Landkreis Würzburg will bis 2030 CO2-neutral werden
Der Landkreis Würzburg (Bayern) will beim Klimaschutz einen großen Schritt machen. Der Kreistag hat am 24. Juli 2023 eine Resolution beschlossen. Das Ziel ist klar: Die Energieversorgung im gesamten Landkreis soll auf 100 Prozent erneuerbare Energien umgestellt werden. Dabei soll auch die Stadt Würzburg in die Bilanz einbezogen werden.
Besonders die Verwaltung will eine Vorbildfunktion einnehmen. Bis zum Jahr 2030 soll der Landkreis CO2-neutral sein. Das betrifft nicht nur die Heizung und den Strom in den Gebäuden, sondern auch die Art, wie eingekauft wird und wie die Mitarbeiter zur Arbeit kommen.

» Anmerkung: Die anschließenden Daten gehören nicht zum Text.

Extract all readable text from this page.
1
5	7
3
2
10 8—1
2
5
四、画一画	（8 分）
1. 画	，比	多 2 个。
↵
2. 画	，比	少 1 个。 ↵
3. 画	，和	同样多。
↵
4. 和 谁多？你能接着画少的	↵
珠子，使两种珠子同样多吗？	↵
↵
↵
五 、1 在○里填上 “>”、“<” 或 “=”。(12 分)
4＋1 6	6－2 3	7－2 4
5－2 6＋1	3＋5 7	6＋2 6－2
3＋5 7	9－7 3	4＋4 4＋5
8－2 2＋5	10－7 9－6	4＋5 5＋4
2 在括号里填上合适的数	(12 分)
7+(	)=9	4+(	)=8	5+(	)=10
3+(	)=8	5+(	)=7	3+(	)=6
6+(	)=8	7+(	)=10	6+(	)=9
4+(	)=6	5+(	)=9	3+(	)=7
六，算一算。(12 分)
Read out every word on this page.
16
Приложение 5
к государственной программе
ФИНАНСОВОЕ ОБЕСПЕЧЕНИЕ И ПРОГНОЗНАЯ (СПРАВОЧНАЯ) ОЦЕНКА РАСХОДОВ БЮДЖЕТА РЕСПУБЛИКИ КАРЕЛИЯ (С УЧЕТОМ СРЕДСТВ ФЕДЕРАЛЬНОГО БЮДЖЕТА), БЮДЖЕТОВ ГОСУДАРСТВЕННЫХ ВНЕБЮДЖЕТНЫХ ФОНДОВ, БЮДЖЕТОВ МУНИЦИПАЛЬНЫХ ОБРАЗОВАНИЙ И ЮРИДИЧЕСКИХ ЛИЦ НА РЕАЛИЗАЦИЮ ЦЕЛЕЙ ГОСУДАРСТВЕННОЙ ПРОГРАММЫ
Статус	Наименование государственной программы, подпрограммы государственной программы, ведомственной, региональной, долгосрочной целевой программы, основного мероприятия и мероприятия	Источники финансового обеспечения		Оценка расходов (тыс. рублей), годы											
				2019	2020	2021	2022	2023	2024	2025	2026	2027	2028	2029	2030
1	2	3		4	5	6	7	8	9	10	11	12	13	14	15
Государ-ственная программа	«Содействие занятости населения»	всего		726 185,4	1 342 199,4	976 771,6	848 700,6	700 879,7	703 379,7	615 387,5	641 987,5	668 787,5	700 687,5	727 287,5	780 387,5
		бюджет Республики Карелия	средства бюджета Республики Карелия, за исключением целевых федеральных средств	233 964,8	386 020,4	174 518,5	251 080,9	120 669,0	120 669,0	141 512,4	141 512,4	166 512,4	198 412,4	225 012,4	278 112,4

Um das Ganze anzupacken, gibt es einen speziellen Fachbereich für Klimaschutz, Energiewende und Mobilität. Dieser Bereich arbeitet an verschiedenen Fronten. Es geht zum einen darum, Energie zu sparen und effizienter zu nutzen. Zum anderen sollen Windkraft, Sonnenenergie, Biomasse, Wasserkraft und Geothermie stärker ausgebaut werden. Der Landkreis will dabei Modelle fördern, bei denen sich die Bürger direkt an den Anlagen beteiligen können.
Auch beim Verkehr will sich einiges ändern. Das Fahrrad soll wichtiger werden, weshalb der Ausbau der Radwege strategisch geplant und finanziell unterstützt wird. Gleichzeitig soll der öffentliche Nahverkehr ausgebaut und die Ticketpreise einfacher und günstiger gestaltet werden. Ein wichtiger Punkt ist dabei die Mainschleifenbahn mit entsprechenden Park-and-Ride-Plätzen. Zudem wird die E-Mobilität gefördert. Bei den Straßen gilt die Regel: Bestehende Wege sollen erhalten werden, bevor neue Straßen gebaut werden.
Ein weiteres Thema ist der Schutz vor den Folgen des Klimawandels. Da Hitzeperioden und Starkregen zunehmen, arbeitet der Landkreis mit den Gemeinden an einem besseren Grundwasserschutz. Das bedeutet vor allem: Regenwasser besser speichern und Wasser sparen, damit die Trinkwasserversorgung sicher bleibt.
Wie genau die einzelnen Maßnahmen in den Gemeinden umgesetzt werden, bleibt abzuwarten. Die Ermittlungen zu den möglichen Standorten für erneuerbare Energien laufen gemeinsam mit den Behörden.